8 responses to “How Accurate is ReviewMeta.com?”

  1. Please keep in mind that every single comment that is made must be manually approved. It actually says that immediately when you post a comment, but it doesn’t seem like you spend a lot of time reading before making comments anyway.

  2. Your statements are contradictory: “I have nothing to gain by making this statement” and “I just checked several of our products, a few even came up as fail”. Keep in mind that our tool is an estimate, and is very clearly labeled as such.

  3. MakeAmericaAgain! says:

    Thanks for this … good answer to the question.

  4. OnlineBiz22 says:

    This is great. Considering the mentioned weaknesses of the data (the deleted reviews), the level of correlation is significant between what Amazon has actually deleted and what ReviewMeta flags as untrustworthy. Great work. I’m a fan.

  5. Lawrence Ambrose says:

    I think you’re accurate with books that have +10 – 15 reviews. If you have less than that, in my view, less weight should be given to the possibility of cheating (on the simple argument that there’s minimal reason to cheat for such meager returns).
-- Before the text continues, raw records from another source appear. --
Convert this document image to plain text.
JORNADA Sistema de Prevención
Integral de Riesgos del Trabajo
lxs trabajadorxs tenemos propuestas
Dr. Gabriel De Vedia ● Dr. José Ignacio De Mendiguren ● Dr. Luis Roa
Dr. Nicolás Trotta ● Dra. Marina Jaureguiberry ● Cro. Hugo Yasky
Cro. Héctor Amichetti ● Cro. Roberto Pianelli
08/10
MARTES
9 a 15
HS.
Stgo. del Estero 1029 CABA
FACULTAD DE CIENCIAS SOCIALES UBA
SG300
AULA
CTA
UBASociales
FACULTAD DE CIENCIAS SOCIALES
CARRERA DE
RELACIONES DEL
    My big question is how books that fail suddenly pass without any change in the reviews. I witnessed that with more than one book, and it I don’t think that looks good at all for RM. One example (which I won’t list here) had a pass, then a fail, and then a pass. (It’s a fail, trust me! Amateurish writing, cover, and title with a 1000+ reviews and a weirdly enduring high rank.)

    • The more reviews, the better ReviewMeta works. If there’s less than 10 reviews it’s hard for the report to find “compelling” evidence of something unnatural going on.

      As far as the reports changing, I believe it has to do with our preliminary vs full report. We’re cutting corners by sampling the data so that we can generate a preliminary report in under a minute. Our tolerances are a bit higher since we’re only sampling, so more products can slip by with a pass. Running the full report is always a good idea to make sure that our numbers are solid.